Ferrari avait anticipé le problème du turbo lag
L'un des sujets brûlants de cette pré-saison 2026 concerne la nouvelle procédure de départ en course. Avec la disparition du MGU-H dans la nouvelle réglementation technique, le turbo lag — ce délai nécessaire pour que la turbine atteigne sa vitesse optimale — est redevenu un facteur majeur à gérer pour les écuries. Et sur ce terrain, Ferrari semble avoir pris une longueur d'avance.
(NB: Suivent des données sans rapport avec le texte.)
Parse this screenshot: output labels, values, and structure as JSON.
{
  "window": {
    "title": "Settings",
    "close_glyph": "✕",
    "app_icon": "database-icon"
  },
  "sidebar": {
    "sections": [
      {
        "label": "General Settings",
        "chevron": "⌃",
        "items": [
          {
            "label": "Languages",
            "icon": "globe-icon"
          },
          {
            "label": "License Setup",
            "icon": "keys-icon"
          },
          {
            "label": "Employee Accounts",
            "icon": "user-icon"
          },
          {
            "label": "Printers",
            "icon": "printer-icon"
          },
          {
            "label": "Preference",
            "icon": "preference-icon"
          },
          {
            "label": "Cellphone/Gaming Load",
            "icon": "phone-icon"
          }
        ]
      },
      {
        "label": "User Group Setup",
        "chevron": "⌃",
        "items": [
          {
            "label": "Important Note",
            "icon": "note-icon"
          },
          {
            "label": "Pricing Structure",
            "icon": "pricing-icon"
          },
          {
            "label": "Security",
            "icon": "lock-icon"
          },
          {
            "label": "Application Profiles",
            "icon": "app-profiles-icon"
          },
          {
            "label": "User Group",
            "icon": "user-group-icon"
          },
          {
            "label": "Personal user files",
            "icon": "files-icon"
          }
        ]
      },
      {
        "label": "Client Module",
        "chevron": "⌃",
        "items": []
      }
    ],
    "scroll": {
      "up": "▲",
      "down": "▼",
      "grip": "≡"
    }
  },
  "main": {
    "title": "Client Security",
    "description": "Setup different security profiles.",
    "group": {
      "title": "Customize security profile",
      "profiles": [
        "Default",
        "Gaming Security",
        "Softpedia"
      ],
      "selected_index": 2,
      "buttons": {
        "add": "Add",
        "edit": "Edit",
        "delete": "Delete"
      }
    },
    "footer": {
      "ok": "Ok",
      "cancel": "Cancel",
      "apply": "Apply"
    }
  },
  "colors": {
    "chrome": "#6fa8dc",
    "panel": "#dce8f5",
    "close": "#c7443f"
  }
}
Interrogé en exclusivité par Motorsport.com, le patron de la Scuderia, Fred Vasseur, n'a pas caché sa surprise face aux plaintes émises par certaines écuries lors des essais hivernaux à Bahreïn. Pour le Français, le problème était connu de tous depuis le début du développement des nouvelles unités de puissance.
"Sans le MGU-H, il était clair que le turbo lag deviendrait un facteur à gérer, de la conduite aux départs de course. C'est connu depuis le premier jour."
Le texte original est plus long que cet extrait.